Twelve aviation associations have written a joint letter to Secretary Janet Napolitano urging the U.S. Department of Homeland Security (DHS) to meet its commitment and complete the rulemaking on repair station security by the fourth quarter.
“It is well past time for a regulatory framework for repair station security to be finalized. Congress first mandated action on this rule in 2003 and it has now turned into one of the longest, ongoing policy sagas in aviation,” said Pete Bunce, president and CEO of the General Aviation Manufacturers Association. “Delays in finalizing this rule are keeping aviation businesses from fully competing in emerging markets. Our government needs to get moving on this issue to further security and support economic growth in the industry. We need Secretary Napolitano’s unwavering assurance that this rule will be out this year.”
Congress established a requirement that the Transportation Security Administration (TSA) establish a regulatory framework for repair station security in 2003. In 2007 Congress created a prohibition, beginning in 2008, against the FAA certification of foreign repair stations unless the rulemaking was completed. Both the House and Senate Appropriations Committees have included language in their respective FY2013 appropriations reports supporting final action on this rule by year-end.
The August 20 letter points out that the TSA stated that the repair station security rule would be completed in the fourth quarter of 2012. “Since that time, we understand that the TSA has completed its work on the rule and sent it to the DHS for review. The undersigned associations want to underscore how important it is that DHS and OMB [Office of Management and Budget] complete consideration in a manner that will permit the repair station security rule to be finalized in the time frame provided by TSA,” said the industry groups.

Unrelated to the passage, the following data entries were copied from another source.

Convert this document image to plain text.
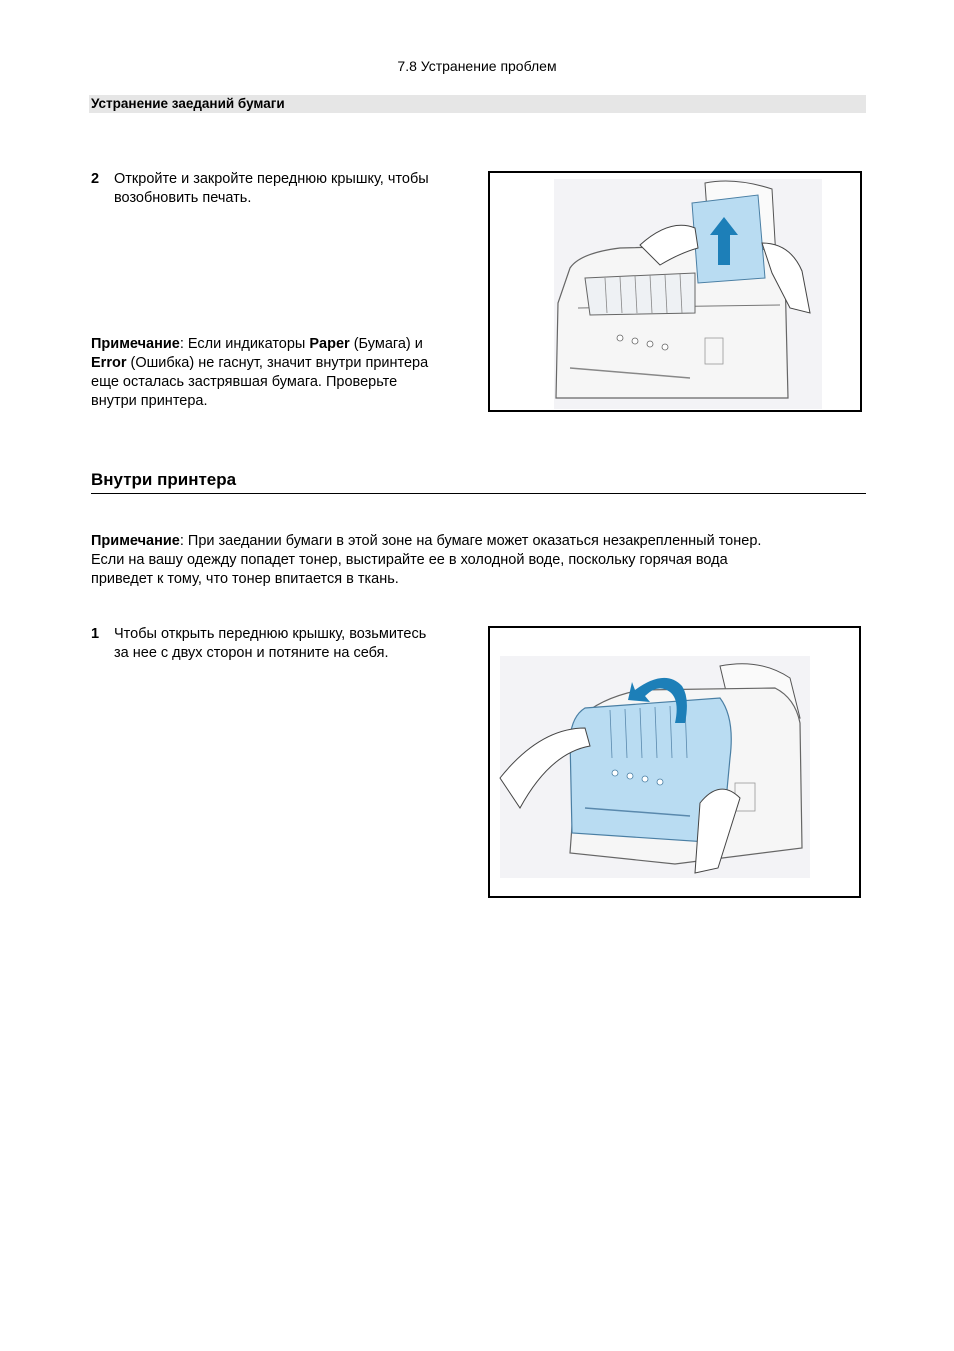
7.8 Устранение проблем
Устранение заеданий бумаги
2 Откройте и закройте переднюю крышку, чтобы
возобновить печать.
Примечание: Если индикаторы Paper (Бумага) и
Error (Ошибка) не гаснут, значит внутри принтера
еще осталась застрявшая бумага. Проверьте
внутри принтера.
Внутри принтера
Примечание: При заедании бумаги в этой зоне на бумаге может оказаться незакрепленный тонер.
Если на вашу одежду попадет тонер, выстирайте ее в холодной воде, поскольку горячая вода
приведет к тому, что тонер впитается в ткань.
1 Чтобы открыть переднюю крышку, возьмитесь
за нее с двух сторон и потяните на себя.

James Coyne, president and CEO of the National Air Transportation Association, told AIN in an exclusive interview, “There are only three things holding up the rulemaking process: politics, politics and politics. Union constituencies are opposed to this and talk it up as much as possible. This whole thing is disgraceful; this is an issue of circumventing the checks and balances of our government. Congress passed the law but the executive branch is dragging its feet pandering to their constituencies who oppose it. It could have been done in six months if they’d wanted to, but it’s been almost ten years.”
Daniel Fisher, vice president of legislative affairs for the Aeronautical Repair Station Association, warned of dire consequences for further delays, telling AIN, “As we once again approach an important deadline for finalizing the repair station security rules it is imperative that the TSA fully understand the consequences its inaction is having on the aviation maintenance industry. While the FAA is prohibited from certifying new foreign repair stations, U.S. aerospace companies of all sizes are paying the price. Punishing industry and preventing economic growth because of bureaucratic delay is unacceptable and must end.”
Signatories of the letter also include the Aerospace Industries Association, Aircraft Owners and Pilots Association, Airlines for America, Cargo Airline Association, Helicopter Association International, National Air Carrier Association, NBAA, National Association of State Aviation Officials and the Regional Airline Association.